ISA Holdings' turnover in the first six months of the year is almost on par with its previous full-year earnings, after it boosted its top line by 57%, thanks to large deals.

The group says in its results commentary that "this dramatic upturn" is mostly due to a few large new solution sales. New solution sales are what ISA calls large deals, which usually make up around 40% of revenue.

In the six months to August, revenue gained from R30 million to R47 million, while net profit improved to R7.4 million, from R5.3 million.

However, the company points out the "timing of these large deals is somewhat unpredictable and has an unnerving way of exaggerating our figures to the upside, if achieved in a specific reporting period".

At year-end, turnover dropped 19%, to R51 million, due to a lack of large deals, although its run rate held up.

CEO Clifford Katz says, stripping out the spikes and troughs caused by large deals, ISA's "run rate" businesses gained. During the first half, the group's services, managed and recurring income all gained. "That's what makes me happy."

Recurring revenue grew 16% and accounts for 58% of total revenue.

Pipeline growing

ISA defines large deals as accounting for 5% or more of turnover and it usually inks two or three in a period. This half, however, the company was "big deal heavy," says Katz.

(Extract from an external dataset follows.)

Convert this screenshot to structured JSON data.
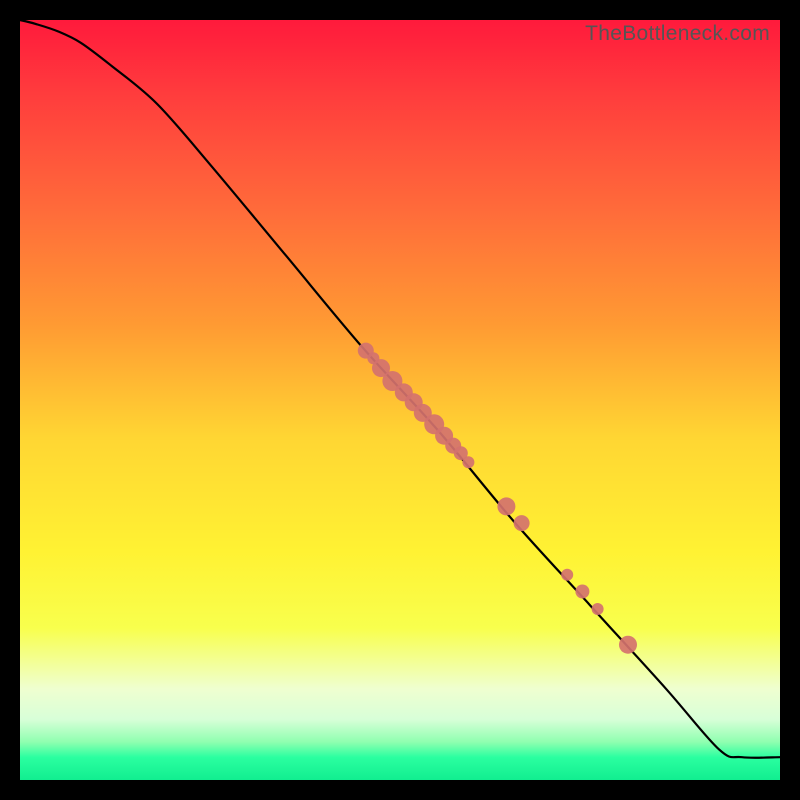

Katz says one deal alone was worth R10 million. The security solution company typically gets in two deals that amount to 10% of turnover, and one worth 15% of revenue.

For the second half, there is a good pipeline as its corporate clients have been planning ahead, a trend not seen last year, says Katz. He is more optimistic than previously and expects a "credible" second half, although he would be surprised if it was near the first six months' figures.

ISA is also teaming up with integrators, such as T-Systems, to take its solutions to their clients, says Katz.

The company, which did not declare a dividend, ended the first half of the year with cash and cash equivalents of R25.4 million, a slight gain on the R21.9 million it reported a year ago.